La solicitud de una nueva categoría -número de referendos propuestos en una semana- se sustentaría con las propuestas de consulta del expresidente Álvaro Uribe, y los de los senadores Rodrigo Lara y Roy Barreras. El único caso similar -aunque fueron solo dos iniciativas en una sola semana- fue cuando el expresidente Pastrana anunció uno para revocar el Congreso y los legisladores respondieron con uno para revocar al Presidente.

El récord de referendos archivados en un mes se logró en septiembre pasado, cuando la Registraduría descartó diez solicitudes de reforma constitucional por no cumplir los requisitos mínimos. Para no recabar en los dos que fracasaron en las urnas: el de 2003, para reducir el Congreso, entre otras propuestas, y el anticorrupción de 2018. Y el de la paz en 2016 -que fue en realidad un referendo- cuando ganó el no, pero se impuso el sí.

Pero el país ya había hecho uso de estos mecanismos. Fue el caso de la Séptima Papeleta en 1990 que dio pie a la Asamblea Constituyente y a la posterior constitución vigente, el Plebiscito de 1957 cuando la Junta Militar convocó a votar por el restablecimiento del orden constitucional y a favor del Frente Nacional para acabar la violencia bipartidista, y cuando Rafael Núñez decidió que el pueblo refrendara la nueva Constitución de 1886.

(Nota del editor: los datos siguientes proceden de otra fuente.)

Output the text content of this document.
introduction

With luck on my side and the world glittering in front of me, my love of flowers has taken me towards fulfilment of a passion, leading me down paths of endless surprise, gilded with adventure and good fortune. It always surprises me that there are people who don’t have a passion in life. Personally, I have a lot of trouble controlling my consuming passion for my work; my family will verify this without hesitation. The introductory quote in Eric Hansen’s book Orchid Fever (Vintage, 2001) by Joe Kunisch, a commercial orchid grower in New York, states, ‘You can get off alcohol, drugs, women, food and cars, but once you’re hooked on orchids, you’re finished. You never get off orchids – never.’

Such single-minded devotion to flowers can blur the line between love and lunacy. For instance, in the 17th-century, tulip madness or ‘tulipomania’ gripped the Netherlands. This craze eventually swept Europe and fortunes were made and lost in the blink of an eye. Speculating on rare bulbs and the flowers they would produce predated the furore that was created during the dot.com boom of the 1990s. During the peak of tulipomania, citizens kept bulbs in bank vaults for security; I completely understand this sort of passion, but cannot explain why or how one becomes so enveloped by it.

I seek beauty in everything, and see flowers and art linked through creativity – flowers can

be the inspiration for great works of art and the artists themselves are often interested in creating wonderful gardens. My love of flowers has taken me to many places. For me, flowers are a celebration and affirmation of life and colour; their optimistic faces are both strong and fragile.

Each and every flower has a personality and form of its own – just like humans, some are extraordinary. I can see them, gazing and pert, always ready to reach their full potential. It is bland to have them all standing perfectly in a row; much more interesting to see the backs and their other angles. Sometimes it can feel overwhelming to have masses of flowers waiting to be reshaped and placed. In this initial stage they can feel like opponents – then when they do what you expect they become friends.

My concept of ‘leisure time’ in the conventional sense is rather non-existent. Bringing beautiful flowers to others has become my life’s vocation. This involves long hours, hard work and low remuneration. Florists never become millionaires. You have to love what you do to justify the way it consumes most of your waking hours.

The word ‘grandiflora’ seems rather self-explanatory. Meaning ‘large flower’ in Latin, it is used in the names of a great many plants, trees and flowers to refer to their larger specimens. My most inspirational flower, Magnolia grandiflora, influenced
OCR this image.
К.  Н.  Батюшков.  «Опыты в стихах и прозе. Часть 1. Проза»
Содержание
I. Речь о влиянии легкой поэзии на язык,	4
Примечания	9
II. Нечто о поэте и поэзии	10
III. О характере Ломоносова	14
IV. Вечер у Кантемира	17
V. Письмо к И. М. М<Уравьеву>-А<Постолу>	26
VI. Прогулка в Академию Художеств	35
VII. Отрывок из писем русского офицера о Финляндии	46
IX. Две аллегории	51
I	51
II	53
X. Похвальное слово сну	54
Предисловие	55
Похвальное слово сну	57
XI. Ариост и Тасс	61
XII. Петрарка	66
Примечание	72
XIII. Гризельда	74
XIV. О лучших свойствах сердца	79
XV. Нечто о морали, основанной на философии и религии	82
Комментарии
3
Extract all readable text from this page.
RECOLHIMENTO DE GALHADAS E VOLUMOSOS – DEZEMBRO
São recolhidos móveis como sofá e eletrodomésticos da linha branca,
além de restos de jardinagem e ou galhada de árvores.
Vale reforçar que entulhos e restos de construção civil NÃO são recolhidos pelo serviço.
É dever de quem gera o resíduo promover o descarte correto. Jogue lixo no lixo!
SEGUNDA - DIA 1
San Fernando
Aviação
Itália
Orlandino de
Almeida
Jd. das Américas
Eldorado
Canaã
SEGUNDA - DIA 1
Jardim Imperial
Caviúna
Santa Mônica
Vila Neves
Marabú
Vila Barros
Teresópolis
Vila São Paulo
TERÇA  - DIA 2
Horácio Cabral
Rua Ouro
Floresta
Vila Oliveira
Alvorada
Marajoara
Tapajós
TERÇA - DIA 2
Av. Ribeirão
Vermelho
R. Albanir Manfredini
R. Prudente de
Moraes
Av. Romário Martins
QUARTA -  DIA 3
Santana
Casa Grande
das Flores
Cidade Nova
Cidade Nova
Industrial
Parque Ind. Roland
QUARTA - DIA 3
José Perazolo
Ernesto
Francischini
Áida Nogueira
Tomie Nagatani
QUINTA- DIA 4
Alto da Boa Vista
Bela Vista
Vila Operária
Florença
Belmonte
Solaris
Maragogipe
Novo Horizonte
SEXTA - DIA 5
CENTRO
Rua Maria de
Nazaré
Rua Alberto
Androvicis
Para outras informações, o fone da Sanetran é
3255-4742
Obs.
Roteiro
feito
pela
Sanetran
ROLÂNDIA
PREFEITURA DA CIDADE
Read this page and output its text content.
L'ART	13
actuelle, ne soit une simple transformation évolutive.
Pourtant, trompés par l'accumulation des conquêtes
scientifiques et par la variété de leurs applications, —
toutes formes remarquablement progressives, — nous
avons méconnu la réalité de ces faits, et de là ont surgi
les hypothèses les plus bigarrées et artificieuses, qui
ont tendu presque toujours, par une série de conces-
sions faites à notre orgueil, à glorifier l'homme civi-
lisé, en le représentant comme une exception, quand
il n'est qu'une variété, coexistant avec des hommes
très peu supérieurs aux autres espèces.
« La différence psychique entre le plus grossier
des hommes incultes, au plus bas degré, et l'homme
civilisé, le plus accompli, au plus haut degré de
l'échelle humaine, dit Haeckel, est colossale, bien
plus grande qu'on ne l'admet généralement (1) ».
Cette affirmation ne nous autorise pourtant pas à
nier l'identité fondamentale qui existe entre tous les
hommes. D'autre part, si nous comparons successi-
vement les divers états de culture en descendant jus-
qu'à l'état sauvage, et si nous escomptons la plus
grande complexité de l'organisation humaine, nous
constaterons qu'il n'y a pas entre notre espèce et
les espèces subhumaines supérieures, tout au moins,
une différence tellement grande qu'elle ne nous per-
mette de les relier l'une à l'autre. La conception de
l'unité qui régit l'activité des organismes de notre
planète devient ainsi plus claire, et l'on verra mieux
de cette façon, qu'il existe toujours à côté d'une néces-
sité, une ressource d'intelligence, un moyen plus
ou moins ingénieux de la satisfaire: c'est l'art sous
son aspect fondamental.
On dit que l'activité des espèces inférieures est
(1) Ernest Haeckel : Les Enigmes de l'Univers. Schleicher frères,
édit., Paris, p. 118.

Podríamos ir más atrás, al inicio de la vida republicana, pero no es el caso. El punto es que el referendo y el plebiscito han estado presentes en la historia y los hemos tenido variopintos; desde los que buscan reformar las instituciones, pasando por prohibir las corridas de toros, el porte de armas y la adopción de parte de parejas homosexuales, hasta la cadena perpetua para violadores y la protección especial de la flora y la fauna.

La razón de este breve recuento histórico y numérico, más allá de rememorar que estos mecanismos no son ajenos al país, es llamar la atención sobre el uso de este instrumento a través del tiempo, al mirar los asuntos sometidos al voto popular. Y lo más importante, preguntarse si se está abusando de estas herramientas y qué nos dice de la democracia representativa y de nuestra capacidad de construir acuerdos mínimos como sociedad.

Es evidente que los tres referendos anunciados en la última semana obedecen a lo que los eruditos llaman ‘mostrada de dientes’ y ‘calentamiento’ con cara a las elecciones del 2022 -dejando entrever temas del debate que se avecina- independiente de si el tiempo da para llevarlos a cabo, de la viabilidad fiscal de algunas de las propuestas en un país prácticamente quebrado, y la efectividad de otras para corregir problemas endémicos.

Los mecanismos de participación para cambiar la constitución deben ser excepcionales. El procedimiento existente logra filtrar mucha basura, pero el país no es inmune a las iniciativas demagógicas. Bienvenido el debate sobre los referendos y sus propuestas, con altura y responsabilidad. De lo contrario solo generará desazón y desconcierto.
Más cuando lo que la gente quiere es volver a levantar su negocio o recuperar el empleo, sin enfermarse. Y para este fin no ayuda competir ahora por el Récord Guinness en categoría ‘referendos’.